I’m rewriting the simulation code I use for making simulated transits and injecting them into Kepler light curves from a program language called IDL to python. I’m working on a new paper idea and project with Planet Hunters so I thought now would be the perfect to time to make the coding switch. The actual part of the code that computers the shape of the transit comes from publicly available code written by another astronomer, Ian Crossfield (if you want to play with the code you can find it here).
I’ve been doing some simple tests to make sure the code works and thought that it would be worth using the test output as a great way to talk about a few things that affect the transits that you see in the Kepler light curves on the Planet Hunters website.
Ratio of the size of the planet to the size of the star:
The transit depth is the ratio of the surface area of the star’s disk blocked out by the planet’s disk. So the transit depth is the square of the planet radius divided by the star’s radius. The majority of Kepler stars are similar in size to the Sun or a bit bigger or smaller, so in general the bigger the planet the bigger the transit you see.
Below is the ideal transits you’d see for a series of planet radii assuming the star was perfectly quiet and is uniformly bright. For the plot below I assume the star 0.8 times the radius of the Sun and the planets cross the center of the star.

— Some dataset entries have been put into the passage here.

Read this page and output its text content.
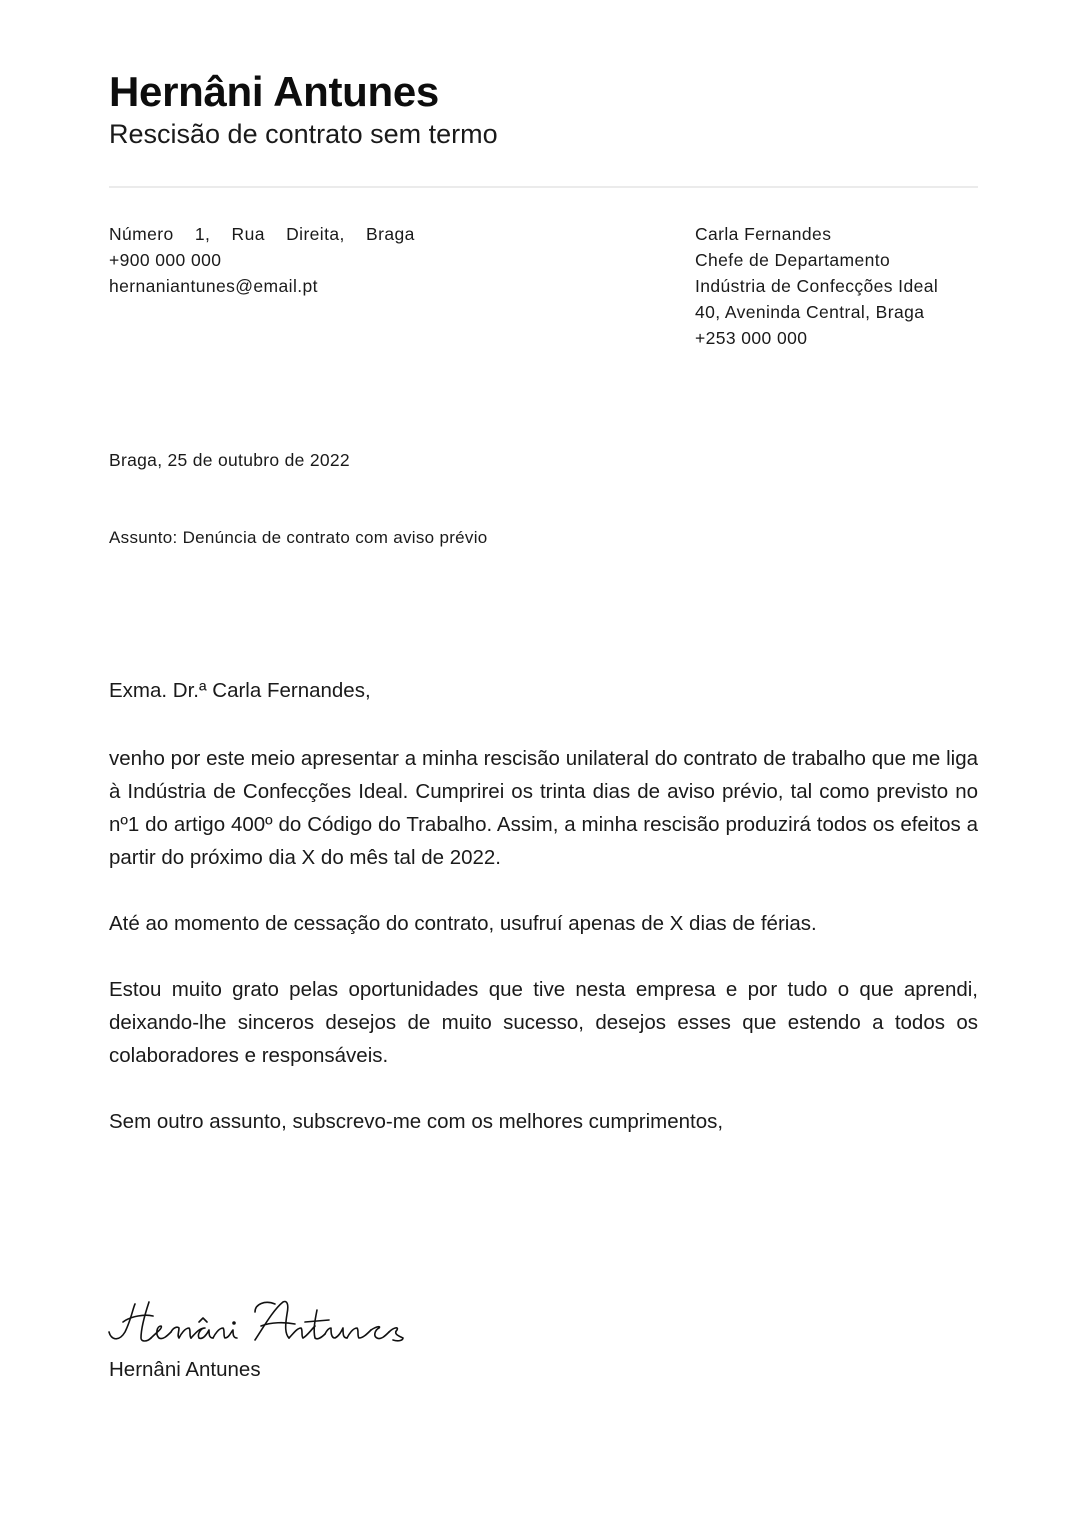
Hernâni Antunes
Rescisão de contrato sem termo
Número 1, Rua Direita, Braga
+900 000 000
hernaniantunes@email.pt
Carla Fernandes
Chefe de Departamento
Indústria de Confecções Ideal
40, Aveninda Central, Braga
+253 000 000
Braga, 25 de outubro de 2022
Assunto: Denúncia de contrato com aviso prévio
Exma. Dr.ª Carla Fernandes,

venho por este meio apresentar a minha rescisão unilateral do contrato de trabalho que me liga à Indústria de Confecções Ideal. Cumprirei os trinta dias de aviso prévio, tal como previsto no nº1 do artigo 400º do Código do Trabalho. Assim, a minha rescisão produzirá todos os efeitos a partir do próximo dia X do mês tal de 2022.

Até ao momento de cessação do contrato, usufruí apenas de X dias de férias.

Estou muito grato pelas oportunidades que tive nesta empresa e por tudo o que aprendi, deixando-lhe sinceros desejos de muito sucesso, desejos esses que estendo a todos os colaboradores e responsáveis.

Sem outro assunto, subscrevo-me com os melhores cumprimentos,

Hernâni Antunes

Transit of Venus – Image credit- Wikipedia – http://en.wikipedia.org/wiki/File:2012_Transit_of_Venus_from_SF.jpg – You can see the limb darkening is quite apparent. The edges of the sun are darker than the center.
Limb darkening changes mostly the edges of the transit making them softer and rounder less box like. If we account for limb darkening for the same planet transits shown in the previous plot, they now look look this:
Simulated planet transits including limb darkening of the star. For the plot I assume the star 0.8 times the radius of the Sun and the planets cross the center of the star
You can see the transits are more U-shaped like we see in the Planet Hunters interface. Now the plot is very zoomed in, it shows 3x the star’s radius on either side, but if you zoomed in on Planet Hunters this is what you’ll see for a spotted transit if the planet is very large and the transit depth is pretty large compared to the measurement noise of Kepler.

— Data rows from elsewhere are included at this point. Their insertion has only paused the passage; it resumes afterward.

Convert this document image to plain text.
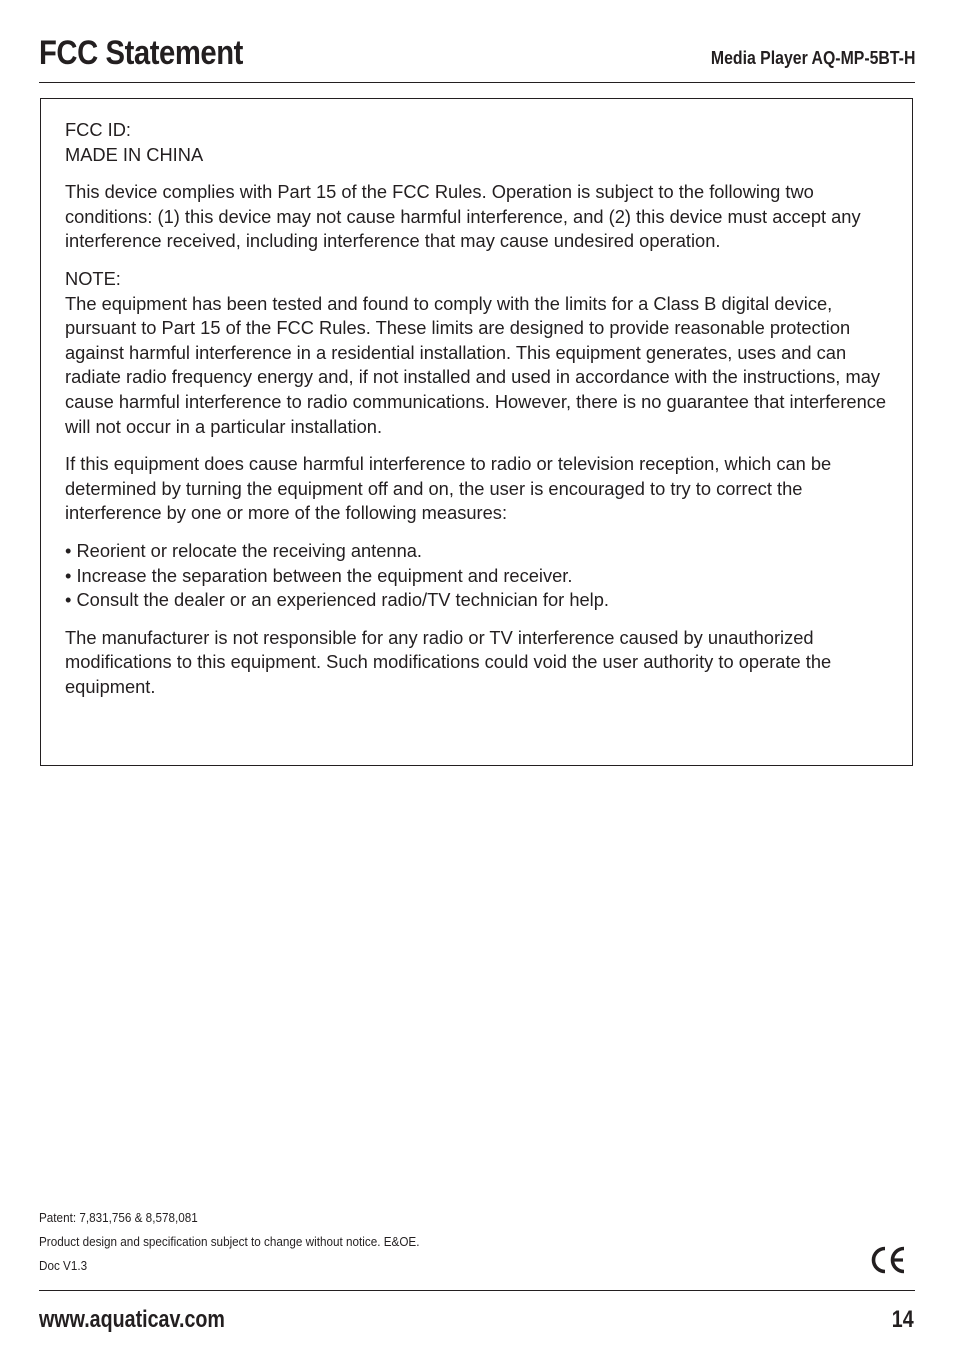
FCC Statement	Media Player AQ-MP-5BT-H

FCC ID:
MADE IN CHINA

This device complies with Part 15 of the FCC Rules. Operation is subject to the following two conditions: (1) this device may not cause harmful interference, and (2) this device must accept any interference received, including interference that may cause undesired operation.

NOTE:
The equipment has been tested and found to comply with the limits for a Class B digital device, pursuant to Part 15 of the FCC Rules. These limits are designed to provide reasonable protection against harmful interference in a residential installation. This equipment generates, uses and can radiate radio frequency energy and, if not installed and used in accordance with the instructions, may cause harmful interference to radio communications. However, there is no guarantee that interference will not occur in a particular installation.

If this equipment does cause harmful interference to radio or television reception, which can be determined by turning the equipment off and on, the user is encouraged to try to correct the interference by one or more of the following measures:

• Reorient or relocate the receiving antenna.
• Increase the separation between the equipment and receiver.
• Consult the dealer or an experienced radio/TV technician for help.

The manufacturer is not responsible for any radio or TV interference caused by unauthorized modifications to this equipment. Such modifications could void the user authority to operate the equipment.

Patent: 7,831,756 & 8,578,081
Product design and specification subject to change without notice. E&OE.
Doc V1.3
www.aquaticav.com	14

Another factor to account for is the impact parameter. You can think of the planet’s transit across the star in the x- direction and think of the impact parameter as the y project coordinate of the transit. In essence you can think of as the impact parameter (b) as how close in the y direction is planet to the center of the star’s disk.

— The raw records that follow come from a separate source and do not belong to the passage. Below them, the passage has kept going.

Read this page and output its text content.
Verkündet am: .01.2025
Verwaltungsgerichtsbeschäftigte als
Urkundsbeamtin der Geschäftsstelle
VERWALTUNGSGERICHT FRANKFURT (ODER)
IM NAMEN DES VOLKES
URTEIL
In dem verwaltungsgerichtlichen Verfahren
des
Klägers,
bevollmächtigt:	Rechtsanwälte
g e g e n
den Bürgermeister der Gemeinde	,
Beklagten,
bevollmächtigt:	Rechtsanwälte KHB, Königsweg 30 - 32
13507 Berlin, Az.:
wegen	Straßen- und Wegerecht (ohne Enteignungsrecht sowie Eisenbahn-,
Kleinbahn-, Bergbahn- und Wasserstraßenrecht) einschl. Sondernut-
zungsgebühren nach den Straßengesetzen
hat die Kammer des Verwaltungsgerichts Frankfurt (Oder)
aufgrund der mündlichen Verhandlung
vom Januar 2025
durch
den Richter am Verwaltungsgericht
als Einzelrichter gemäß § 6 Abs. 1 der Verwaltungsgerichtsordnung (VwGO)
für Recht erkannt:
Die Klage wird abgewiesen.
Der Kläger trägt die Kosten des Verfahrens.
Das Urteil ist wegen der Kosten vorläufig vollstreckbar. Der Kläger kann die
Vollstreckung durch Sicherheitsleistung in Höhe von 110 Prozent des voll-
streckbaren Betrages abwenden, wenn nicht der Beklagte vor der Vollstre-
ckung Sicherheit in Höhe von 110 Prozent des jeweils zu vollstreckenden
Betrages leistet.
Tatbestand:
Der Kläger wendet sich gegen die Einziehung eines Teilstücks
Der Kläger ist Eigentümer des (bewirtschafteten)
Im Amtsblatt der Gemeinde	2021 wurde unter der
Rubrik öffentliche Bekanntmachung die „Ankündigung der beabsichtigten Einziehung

Transit schematic from Winn 2011 – http://arxiv.org/abs/1001.2010v3
Changing the impact parameter changes the duration of the transit. If we assume no limb darkening and a uniformly illuminated stellar disk this is what you would see:
Larger b higher from the center of the star the planet crosses. Transits of a 10 Earth radii (Jupiter-sized planet) with varying impact parameters and no limb darkening assuming a 0.8 x Solar radius star
Now if we add in limb darkening we get:
Larger b higher from the center of the star the planet crosses. Transits of a 10 Earth radii (Jupiter-sized planet) with varying impact parameters with limb darkening assuming a 0.8 x Solar radius star
You can see for the highest impact parameter (where the planet is crossing very close to the edge of the star) the transit looks pretty V-shaped like an eclipsing binary eclipse when we account for limb darkening. This is why if you see a V-shaped transit we typically think it’s most likely not a planet transit because the vast majority of times the planet transits will be U-shaped with a flatish bottom. You also see the depths on the bottom change slightly. This is because they are not all crossing the very center of the star which is the brightest point anymore.
One other factor that will effect the shape will be the duration of the transit which depends on the orbital period of the planet and the eccentricity of the orbit, but for all of these plots I’m plotting in the X-axis in terms of the size of the star.